The opening four bars of Beethoven's fifth symphony are performed in pure octaves, with no other notes to color our perception of what we hear:
The notes are G G G E♭, F F F D
Taken alone with no other context, they appear to be more suggestive of E♭ Major than C minor, but I don't remember ever having heard it in the major mode, and can hardly imagine doing so. The repeated G almost instantly becomes a third instead of a 5th as soon as the universally familiar Bum-Bum-Bum-Baaaaaa sounds.
But why is this so? Is this purely a matter of memory? We know Beethoven's 5th! We hear it all the time. Is it, then, that we hear it as C minor before there is actually enough information present to establish the tonic? Or is there more in the first four measures to suggest C minor than I am seeing?
Similarly, in the ineradicable West Side Story's Maria, there is a measure with a perfect fifth that resolves to a tritone. What's this, you ask? Ah, but you can hear it, even though this flies in the face of what we typically think of standard consonance and dissonance.

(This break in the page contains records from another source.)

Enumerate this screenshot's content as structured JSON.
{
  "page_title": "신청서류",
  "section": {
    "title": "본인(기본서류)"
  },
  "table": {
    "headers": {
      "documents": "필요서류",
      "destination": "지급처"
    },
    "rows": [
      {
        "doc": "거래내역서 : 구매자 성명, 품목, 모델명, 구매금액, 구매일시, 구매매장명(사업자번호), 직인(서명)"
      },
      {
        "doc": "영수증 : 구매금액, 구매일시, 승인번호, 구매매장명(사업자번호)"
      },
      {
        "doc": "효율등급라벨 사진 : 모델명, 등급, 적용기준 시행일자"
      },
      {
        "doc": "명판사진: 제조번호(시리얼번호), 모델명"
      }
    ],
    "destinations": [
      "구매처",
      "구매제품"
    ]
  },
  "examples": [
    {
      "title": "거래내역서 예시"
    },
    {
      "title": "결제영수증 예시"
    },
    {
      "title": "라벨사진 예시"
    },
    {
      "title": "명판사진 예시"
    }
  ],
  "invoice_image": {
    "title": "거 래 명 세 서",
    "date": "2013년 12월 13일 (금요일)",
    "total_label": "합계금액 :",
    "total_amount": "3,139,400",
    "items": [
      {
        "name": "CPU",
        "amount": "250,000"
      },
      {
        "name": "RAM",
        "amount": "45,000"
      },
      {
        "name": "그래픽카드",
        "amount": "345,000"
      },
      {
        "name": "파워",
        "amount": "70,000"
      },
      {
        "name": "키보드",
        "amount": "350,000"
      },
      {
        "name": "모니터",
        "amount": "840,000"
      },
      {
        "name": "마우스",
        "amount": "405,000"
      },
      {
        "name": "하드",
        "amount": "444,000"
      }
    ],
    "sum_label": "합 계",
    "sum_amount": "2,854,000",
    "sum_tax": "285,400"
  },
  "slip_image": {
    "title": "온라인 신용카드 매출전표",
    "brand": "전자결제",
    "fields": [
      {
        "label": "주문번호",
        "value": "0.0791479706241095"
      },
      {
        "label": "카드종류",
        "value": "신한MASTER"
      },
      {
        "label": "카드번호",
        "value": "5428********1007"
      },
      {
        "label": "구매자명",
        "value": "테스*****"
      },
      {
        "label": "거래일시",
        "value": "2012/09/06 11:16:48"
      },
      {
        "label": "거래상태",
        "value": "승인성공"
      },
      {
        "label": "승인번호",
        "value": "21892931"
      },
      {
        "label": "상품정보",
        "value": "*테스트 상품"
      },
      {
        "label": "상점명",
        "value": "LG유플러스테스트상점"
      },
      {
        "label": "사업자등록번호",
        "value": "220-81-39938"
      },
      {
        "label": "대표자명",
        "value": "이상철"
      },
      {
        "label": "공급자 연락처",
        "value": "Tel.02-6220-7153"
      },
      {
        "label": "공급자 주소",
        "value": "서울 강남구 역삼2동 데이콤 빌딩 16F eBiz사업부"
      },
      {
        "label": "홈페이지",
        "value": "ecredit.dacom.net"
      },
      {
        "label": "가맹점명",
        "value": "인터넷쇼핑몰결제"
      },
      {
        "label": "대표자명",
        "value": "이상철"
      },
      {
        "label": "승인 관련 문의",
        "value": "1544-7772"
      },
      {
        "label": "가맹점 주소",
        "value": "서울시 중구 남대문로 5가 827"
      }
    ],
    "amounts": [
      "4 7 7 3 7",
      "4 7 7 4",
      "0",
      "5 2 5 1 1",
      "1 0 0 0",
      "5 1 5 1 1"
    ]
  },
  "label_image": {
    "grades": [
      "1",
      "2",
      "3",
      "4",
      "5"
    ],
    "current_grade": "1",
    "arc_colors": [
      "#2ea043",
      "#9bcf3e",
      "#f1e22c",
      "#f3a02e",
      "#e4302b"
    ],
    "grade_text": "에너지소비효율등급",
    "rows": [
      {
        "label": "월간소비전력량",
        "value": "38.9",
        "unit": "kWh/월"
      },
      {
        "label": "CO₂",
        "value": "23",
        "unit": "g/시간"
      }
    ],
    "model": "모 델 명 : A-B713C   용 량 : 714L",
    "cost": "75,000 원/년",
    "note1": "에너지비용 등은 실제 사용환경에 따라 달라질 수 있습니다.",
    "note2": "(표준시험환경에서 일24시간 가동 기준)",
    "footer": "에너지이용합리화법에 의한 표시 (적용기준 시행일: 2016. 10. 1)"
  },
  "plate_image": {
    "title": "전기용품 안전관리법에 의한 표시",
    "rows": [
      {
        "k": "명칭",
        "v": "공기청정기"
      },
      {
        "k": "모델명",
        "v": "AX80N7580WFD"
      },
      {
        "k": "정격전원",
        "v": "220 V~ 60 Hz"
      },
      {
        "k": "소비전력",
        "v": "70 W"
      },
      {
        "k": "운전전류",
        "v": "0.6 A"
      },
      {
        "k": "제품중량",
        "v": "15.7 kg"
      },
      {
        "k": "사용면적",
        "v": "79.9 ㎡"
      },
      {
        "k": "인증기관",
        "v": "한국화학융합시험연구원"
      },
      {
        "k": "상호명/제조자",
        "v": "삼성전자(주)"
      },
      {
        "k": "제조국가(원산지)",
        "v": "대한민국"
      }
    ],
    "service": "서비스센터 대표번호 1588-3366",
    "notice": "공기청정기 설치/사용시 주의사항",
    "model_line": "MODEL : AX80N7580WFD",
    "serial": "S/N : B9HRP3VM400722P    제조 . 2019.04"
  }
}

I cannot, for copyright reasons, link to the real score, but for our purposes, this should be sufficient. The downbeat of measure 25 is the moment in question. ("Ma-RI-A! Say it loud and there's music playing.")
The notes there are accurate enough to demonstrate what I am talking about, though the midi playback (ugh!) skimps on that downbeat in a manner that no live performer ever would, so the aural effect is poor. Listening to the movie performance will do you better. You can start from 0:50, though the funny moment occurs at 0:58.1
So, the downbeat, the half-step descent from said downbeat, the short duration of the note, and the natural emphasis of the word "ma-RI-a" all serve to help us hear the downbeat as the emphasized dissonance followed by the "consonant" tritone.
But it seems to me again that what's really going on here may be the interference of memory: at every other "ma-RI-a" in the song, including the famous opening one, the "RI" is a more straightforward dissonance, and the following "-a" is its resolution. In this moment, we have maintained the same metrical pattern, the same rhythm, and the same emphasis. Only the intervals themselves have been reversed.
So, is this, again, a matter of tonal memory overriding our more typical harmonic understanding? Or is there something more going on that I am not seeing?
(Note: There may well be a few people out there who know the song well, and will say that they don't hear the dissonance-consonance pattern that I am suggesting. That's fine and well, but I have spoken to enough other musicians about this by this point in my life that I know I'm not even remotely alone in what I perceive here. If you don't hear it as I do, I do wonder what you hear instead!)
1 - It would be quite interesting to hear from folks who have never heard the song before whatsoever. None of the past instances of "ma-RI-a" are in that tiny clip from 0:50 to 1:00, so if those people do not hear the dissonance-consonance pattern that I'm suggesting, that would be evidence that memory is, indeed, playing a role in this!